Kohlkopfmassaker
Wie er hineinschleicht, Koffer in der Hand, zaghaft, zaudernd, fremdelnd, macht ihn schon zum Außenseiter. Sakko, leichter Mantel, Kappe – da steht er, als sei er ein handlungsreisender Hausmeister. Gestrandet in einem altmodischen Wohnzimmer, inmitten sich ein Tisch mit allerlei Krimskrams findet, dazu ein Mikro und am Rand mehrere Tonbänder. Voilà: der neue Arbeitsplatz des großen Filmgeräuschemachers Maximilian Schall. Einer scheinbaren Koryphäe, die sich als ziemlich verklemmt erweist und regelmäßig Briefe von seiner besorgten Mutter erhält. Eigentlich ist er ja bloß für Naturfilme zuständig, doch nun wird er unwissentlich hineingestoßen in die harte Welt der Horrorstreifen. Im fernen Italien. Schall ist verstört, entsetzt, sprachlos zunächst.
In Jörg Buttgereits neuer Produktion für das Schauspiel Dortmund, Im Studio hört Dich niemand schreien, steht Uwe Rohbeck als Schall auf der Bühne. Gibt einen Mimen der gewissenhaftesten Art: Jede minimale Änderung seiner Gesichtszüge steht für virtuosen Wechsel der Empfindungen. Jedes Wort fließt mit Bedacht. Rohbeck ist die verbale Defensive, ein Mann, der sich nur gelegentlich was traut und meistens dreinfügt. Hier spielt aufs Schönste ein Antiheld der traurigen Gestalt, hineingeworfen in eine künstlich schillernde, fremde, affektiert laute Filmwelt, die in vielerlei Hinsicht nur eines erregt: Ekel.
Auf Schall, den Bedächtigen, den Sensiblen, fokussiert sich das Geschehen, ihn umschwirren die „Stars“ in teils schleimiger, teils bedrohlicher Manier. Allen voran Dario Winestone, ein großspuriger Filmemacher des „Schlitzer“-Genres, wie er es selbst nennt. Die abgründigen, perversen, roh-brutalen Szenen, die er aneinanderreiht, sind ihm Kunst.

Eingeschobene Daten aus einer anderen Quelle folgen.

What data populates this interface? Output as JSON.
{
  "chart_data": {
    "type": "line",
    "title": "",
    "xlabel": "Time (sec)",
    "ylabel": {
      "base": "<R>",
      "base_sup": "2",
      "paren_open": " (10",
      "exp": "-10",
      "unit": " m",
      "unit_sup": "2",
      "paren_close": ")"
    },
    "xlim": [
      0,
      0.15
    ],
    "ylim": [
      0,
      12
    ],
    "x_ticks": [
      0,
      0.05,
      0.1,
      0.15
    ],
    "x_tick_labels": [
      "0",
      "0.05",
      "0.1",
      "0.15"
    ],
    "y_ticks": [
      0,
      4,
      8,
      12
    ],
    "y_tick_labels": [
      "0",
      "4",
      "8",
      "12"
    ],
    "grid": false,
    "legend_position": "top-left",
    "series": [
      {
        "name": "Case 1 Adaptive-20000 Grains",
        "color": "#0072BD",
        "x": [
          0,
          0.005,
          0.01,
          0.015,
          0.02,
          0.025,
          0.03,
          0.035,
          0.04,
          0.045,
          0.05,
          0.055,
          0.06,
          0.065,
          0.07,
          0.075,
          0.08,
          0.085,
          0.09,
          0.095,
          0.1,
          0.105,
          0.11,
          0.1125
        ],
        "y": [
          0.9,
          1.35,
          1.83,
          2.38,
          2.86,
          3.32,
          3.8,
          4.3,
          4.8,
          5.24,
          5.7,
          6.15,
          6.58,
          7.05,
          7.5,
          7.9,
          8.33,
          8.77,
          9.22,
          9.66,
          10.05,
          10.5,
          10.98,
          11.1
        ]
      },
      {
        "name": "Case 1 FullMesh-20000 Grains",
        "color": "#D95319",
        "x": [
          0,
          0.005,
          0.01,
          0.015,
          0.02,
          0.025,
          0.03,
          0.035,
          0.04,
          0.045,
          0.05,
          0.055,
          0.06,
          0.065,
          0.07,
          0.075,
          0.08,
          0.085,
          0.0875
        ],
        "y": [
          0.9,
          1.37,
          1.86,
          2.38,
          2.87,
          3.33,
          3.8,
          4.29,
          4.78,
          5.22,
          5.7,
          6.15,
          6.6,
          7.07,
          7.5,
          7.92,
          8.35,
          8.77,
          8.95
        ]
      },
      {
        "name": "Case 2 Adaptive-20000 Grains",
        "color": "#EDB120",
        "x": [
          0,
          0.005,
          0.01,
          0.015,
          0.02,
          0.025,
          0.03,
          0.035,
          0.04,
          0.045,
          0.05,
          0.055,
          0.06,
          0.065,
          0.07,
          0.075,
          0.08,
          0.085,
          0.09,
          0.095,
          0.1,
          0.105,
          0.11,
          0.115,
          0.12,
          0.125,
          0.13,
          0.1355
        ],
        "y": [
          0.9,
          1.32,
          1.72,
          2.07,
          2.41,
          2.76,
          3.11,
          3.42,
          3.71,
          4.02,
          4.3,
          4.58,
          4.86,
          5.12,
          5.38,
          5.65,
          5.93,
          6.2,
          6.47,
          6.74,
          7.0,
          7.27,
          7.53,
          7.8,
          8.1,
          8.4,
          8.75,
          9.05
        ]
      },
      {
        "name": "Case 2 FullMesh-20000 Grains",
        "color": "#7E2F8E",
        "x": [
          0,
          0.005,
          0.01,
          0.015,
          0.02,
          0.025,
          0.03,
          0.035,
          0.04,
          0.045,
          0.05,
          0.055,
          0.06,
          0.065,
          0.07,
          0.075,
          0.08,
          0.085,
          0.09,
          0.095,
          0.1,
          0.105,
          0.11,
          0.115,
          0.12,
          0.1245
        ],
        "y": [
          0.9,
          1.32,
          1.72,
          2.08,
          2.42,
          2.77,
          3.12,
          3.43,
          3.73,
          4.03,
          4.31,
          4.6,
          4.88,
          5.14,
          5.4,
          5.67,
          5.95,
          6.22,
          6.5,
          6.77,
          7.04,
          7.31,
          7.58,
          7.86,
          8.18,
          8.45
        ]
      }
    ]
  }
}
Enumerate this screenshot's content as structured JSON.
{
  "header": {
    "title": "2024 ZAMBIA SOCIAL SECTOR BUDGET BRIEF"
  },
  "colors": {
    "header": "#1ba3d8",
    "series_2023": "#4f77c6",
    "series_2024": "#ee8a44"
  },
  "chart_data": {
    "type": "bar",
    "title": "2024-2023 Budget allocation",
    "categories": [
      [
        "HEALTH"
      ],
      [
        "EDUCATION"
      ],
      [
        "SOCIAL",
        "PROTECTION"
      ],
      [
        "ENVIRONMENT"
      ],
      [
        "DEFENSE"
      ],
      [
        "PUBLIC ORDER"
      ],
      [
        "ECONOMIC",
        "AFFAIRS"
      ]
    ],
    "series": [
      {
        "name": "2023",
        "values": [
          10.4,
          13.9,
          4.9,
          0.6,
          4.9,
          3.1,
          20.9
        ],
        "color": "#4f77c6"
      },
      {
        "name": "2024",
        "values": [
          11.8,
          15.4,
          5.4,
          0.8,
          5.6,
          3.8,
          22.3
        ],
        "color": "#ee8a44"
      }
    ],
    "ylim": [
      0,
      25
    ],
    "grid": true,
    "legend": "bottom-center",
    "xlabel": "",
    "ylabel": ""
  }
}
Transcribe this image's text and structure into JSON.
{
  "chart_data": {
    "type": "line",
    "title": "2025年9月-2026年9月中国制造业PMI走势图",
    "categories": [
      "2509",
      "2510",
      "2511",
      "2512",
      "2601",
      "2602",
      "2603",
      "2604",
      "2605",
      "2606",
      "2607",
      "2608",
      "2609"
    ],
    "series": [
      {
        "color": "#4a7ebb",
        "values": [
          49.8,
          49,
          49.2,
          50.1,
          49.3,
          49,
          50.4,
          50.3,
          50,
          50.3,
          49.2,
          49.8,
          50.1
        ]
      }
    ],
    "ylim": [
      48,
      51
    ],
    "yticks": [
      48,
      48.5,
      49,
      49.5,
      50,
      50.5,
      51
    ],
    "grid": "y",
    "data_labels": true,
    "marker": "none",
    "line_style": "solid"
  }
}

Ekkehard Freye gibt ihn als kaltblütigen Boss ohne Selbstzweifel, der jedoch offenbar schon auf dem absteigenden Ast sitzt.
Um sich herum seine zweite Frau Janet Lee Curtis (Caroline Hanke, stets etwas blasiert), Tochter Asia (Alexandra Sinelnikova, vorgeblich emanzipiert) und Sohn Rock (Christian Freund, auf Gigolo abonniert) sowie Eva Leone, reichlich genervtes Mädchen für alles (Marlena Keil, Vamp mit Herz). In erster Linie sprechen sie die Filmrollen und schreien, was das Zeug hält. Hier, im Dortmunder Studio, fährt uns das horrible Gekreisch bisweilen bis ins letzte Gebein, und doch, manchmal hat das Ganze etwas Komisches. Wenn die Mimen ächzen und stöhnen, während Uwe Rohbeck angewidert einen Kohlkopf mit dem Messer massakriert, wenn er Fledermausgeflatter mit einem Handschuh imaginiert oder sogar einen lüsternen Zwerg ins Mikro hechelt, ist es mit dem Grusel schnell vorbei.
Dabei meint es Jörg Buttgereit mit seinem Stück durchaus ernst. Die Szenen des ziemlich kruden Drehbuchs um Folter, Schändung und Erniedrigung sind allesamt große Verbeugung vor dem italienischen Genre des „Giallo“-Films der 1970er, eine Hommage an Regisseure wie Peter Strickland oder Dario Argento als Vertreter des kunstvollen Horrors jenseits primitiver Zombiestreifen. Musikalisch zitiert Buttgereit den großen Ennio Morricone („Spiel mir das Lied vom Tod“), in einer Szene verneigt er sich vor Stanley Kubricks „2001 – Odyssee im Weltraum“.
Vielleicht liegt es ja an der gelegentlich wilde Volten schlagenden Rahmenhandlung, zusammen mit der von Susanne Priebs eingerichteten Schmuddelbühne, dass bei allem Ernst ein Hauch von Boulevard durchschimmert. Dennoch wendet sich das Stück am Ende ins Tragische: Uwe Rohbeck, der als Schall wunderbar poetisch über den heimischen Zilpzalp und die Elster referieren kann, muss erfahren, dass zuhause die großen schwarzweißen Vögel die kleinen gefressen haben. Er wirft den Mixer an. Ja, die Natur kann grausamer sein als die schrecklichste Vision.